Power Minister Sushil Kumar Shinde placed the blame on individual states, claiming that they were each drawing more than their scheduled share of electricity.
“Everyone overdraws from the grid,” he told reporters “Just this morning I held a meeting with power officials from the states and I gave directions that states that overdraw should be punished. We have given instructions that their power supply could be cut.”

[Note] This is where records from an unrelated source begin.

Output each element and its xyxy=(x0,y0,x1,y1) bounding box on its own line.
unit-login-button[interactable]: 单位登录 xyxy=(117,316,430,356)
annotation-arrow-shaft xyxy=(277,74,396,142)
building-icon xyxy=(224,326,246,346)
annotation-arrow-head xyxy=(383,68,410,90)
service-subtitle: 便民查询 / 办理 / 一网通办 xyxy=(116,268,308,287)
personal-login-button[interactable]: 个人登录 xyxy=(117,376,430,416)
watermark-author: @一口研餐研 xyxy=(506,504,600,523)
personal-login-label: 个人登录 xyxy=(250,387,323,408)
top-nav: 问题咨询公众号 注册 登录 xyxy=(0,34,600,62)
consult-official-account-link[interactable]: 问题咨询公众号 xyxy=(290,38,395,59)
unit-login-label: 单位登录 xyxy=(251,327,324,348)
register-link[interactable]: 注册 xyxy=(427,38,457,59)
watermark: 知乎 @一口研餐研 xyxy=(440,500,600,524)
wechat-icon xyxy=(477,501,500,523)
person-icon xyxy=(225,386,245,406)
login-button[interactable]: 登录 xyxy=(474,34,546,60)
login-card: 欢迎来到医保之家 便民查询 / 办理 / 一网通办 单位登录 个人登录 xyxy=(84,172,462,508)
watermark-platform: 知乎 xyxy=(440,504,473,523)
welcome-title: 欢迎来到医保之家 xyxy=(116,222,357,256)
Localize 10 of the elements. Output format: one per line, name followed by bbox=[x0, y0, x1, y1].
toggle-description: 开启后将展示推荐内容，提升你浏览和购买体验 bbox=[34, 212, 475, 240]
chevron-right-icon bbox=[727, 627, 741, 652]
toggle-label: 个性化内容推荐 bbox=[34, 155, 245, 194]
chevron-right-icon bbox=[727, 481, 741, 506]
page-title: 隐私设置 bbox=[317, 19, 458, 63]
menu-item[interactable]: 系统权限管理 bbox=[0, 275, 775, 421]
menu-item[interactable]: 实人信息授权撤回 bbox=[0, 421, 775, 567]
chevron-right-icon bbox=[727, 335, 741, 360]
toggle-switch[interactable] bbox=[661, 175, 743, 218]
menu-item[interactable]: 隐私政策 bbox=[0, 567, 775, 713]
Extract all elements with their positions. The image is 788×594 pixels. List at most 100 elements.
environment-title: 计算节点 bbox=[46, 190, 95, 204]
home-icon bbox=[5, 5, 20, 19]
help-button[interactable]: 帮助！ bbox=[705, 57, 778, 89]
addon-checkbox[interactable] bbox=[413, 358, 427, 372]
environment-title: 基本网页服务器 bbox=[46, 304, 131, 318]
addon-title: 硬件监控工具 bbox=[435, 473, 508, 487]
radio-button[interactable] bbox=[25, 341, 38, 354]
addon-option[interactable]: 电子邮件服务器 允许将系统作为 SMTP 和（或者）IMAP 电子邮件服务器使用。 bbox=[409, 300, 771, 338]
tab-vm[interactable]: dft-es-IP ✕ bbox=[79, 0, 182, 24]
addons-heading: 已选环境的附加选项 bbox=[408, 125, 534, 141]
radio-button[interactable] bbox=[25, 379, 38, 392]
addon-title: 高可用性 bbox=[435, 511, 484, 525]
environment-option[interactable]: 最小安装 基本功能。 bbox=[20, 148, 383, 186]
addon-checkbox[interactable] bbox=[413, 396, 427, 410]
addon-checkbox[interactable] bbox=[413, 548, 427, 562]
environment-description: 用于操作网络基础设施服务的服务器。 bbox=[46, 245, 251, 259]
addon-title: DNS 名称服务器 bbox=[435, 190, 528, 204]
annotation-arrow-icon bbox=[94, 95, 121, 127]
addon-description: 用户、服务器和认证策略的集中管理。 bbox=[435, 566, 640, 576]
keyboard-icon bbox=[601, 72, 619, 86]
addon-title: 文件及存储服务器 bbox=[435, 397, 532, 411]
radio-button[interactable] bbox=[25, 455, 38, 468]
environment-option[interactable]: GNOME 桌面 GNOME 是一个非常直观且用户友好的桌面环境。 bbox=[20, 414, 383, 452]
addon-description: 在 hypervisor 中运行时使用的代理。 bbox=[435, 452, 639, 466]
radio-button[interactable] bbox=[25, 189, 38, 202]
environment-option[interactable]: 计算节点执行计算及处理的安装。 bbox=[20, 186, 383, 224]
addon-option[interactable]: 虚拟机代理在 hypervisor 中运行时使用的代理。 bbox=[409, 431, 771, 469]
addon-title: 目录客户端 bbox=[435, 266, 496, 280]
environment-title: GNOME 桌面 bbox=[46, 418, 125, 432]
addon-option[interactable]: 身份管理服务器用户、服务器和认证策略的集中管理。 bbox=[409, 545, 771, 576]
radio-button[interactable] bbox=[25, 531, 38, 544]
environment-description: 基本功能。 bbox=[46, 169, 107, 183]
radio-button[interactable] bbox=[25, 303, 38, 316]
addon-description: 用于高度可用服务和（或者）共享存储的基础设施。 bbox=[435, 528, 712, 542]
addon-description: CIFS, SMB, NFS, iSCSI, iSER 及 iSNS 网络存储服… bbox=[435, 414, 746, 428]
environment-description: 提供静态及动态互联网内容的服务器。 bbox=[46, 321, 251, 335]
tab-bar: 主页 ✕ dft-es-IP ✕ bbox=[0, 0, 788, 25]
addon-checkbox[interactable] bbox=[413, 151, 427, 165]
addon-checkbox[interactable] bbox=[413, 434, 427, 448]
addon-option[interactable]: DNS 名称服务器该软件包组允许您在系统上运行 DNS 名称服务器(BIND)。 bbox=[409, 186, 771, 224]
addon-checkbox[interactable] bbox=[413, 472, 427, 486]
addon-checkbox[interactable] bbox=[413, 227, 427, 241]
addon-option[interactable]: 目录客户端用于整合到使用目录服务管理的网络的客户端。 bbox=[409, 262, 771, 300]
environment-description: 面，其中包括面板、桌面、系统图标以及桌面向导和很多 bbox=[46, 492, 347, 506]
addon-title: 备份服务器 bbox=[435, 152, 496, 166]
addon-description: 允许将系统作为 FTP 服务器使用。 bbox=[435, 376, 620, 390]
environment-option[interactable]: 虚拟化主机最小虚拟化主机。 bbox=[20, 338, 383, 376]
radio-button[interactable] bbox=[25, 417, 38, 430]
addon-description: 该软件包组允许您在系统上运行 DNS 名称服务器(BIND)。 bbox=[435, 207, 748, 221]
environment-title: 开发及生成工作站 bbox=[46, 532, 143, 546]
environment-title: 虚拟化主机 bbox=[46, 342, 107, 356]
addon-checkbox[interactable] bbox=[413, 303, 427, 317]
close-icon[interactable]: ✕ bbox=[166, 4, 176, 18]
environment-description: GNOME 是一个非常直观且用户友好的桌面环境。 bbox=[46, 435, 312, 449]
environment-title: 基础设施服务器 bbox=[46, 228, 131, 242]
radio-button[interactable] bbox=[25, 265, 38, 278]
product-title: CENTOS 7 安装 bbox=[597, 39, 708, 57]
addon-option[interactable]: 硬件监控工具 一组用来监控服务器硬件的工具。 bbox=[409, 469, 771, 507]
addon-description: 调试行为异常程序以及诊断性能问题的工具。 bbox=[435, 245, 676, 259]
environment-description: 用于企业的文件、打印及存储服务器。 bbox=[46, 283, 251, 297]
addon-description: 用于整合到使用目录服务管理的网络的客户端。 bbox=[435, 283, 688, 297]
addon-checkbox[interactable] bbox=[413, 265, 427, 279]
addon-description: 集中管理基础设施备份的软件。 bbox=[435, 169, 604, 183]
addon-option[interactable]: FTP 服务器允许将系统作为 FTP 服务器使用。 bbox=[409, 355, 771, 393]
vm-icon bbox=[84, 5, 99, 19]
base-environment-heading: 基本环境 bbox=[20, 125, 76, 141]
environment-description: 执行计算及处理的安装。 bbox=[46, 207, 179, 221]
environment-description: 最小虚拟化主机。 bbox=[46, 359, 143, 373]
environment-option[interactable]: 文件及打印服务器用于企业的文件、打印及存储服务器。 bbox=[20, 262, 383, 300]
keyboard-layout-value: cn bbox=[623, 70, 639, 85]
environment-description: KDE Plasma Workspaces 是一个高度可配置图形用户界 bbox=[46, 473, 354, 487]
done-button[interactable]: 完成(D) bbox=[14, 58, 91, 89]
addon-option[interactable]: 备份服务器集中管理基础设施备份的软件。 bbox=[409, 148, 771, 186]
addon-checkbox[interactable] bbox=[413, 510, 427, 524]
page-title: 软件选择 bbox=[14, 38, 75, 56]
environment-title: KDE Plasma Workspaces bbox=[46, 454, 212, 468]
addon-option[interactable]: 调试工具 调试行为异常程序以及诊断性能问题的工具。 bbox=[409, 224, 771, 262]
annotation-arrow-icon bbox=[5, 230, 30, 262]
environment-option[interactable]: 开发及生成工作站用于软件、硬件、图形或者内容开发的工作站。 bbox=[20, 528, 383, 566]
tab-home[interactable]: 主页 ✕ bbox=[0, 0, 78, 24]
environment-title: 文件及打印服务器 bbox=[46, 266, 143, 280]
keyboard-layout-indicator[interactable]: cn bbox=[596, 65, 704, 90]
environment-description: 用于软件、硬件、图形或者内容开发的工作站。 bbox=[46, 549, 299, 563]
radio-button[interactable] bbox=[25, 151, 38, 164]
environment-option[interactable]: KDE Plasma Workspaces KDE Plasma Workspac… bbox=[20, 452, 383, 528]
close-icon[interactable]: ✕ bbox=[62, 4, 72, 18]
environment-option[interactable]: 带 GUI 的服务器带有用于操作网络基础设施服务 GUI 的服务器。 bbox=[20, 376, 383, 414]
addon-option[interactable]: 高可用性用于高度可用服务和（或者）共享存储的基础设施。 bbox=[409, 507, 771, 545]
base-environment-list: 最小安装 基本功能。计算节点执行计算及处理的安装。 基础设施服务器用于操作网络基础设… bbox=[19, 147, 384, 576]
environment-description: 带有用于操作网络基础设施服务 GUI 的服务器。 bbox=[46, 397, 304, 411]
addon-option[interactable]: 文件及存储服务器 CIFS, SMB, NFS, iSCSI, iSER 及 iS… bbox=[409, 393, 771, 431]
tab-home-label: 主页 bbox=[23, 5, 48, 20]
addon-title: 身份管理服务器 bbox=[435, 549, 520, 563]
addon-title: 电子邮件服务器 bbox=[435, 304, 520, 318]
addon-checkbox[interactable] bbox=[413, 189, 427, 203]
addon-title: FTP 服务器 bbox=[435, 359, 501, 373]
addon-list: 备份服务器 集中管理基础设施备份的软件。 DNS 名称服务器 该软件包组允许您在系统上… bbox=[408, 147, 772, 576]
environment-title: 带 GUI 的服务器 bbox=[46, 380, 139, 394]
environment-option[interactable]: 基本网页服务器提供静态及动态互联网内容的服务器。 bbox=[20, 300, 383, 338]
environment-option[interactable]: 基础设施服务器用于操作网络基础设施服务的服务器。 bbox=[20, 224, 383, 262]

Tuesday’s blackout affected 20 of India’s 28 states, which house close to two times the population of the United States. Major businesses and facilities such as airports and hospitals have already adopted the use of backup generators due to frequent blackouts, though none have been on this large of a scale. Shinde reported that the northeast grid was working at full power four hours after failing, while the north and east grids were both running below 50 percent capacity. Power Grid Corp., the company responsible for India’s power network, said that those two grids were expected to be fully restored later Tuesday evening.
The northern grid was responsible for Monday’s power outage, and was up and running for just a handful of hours before crashing once again. Prior to Tuesday’s blackout, Monday’s incident had been listed as the world’s largest outage. As it stands, approximately one in three households in India are not connected to the power grid at all, lacking enough energy to power a light bulb, as recorded in last year’s census.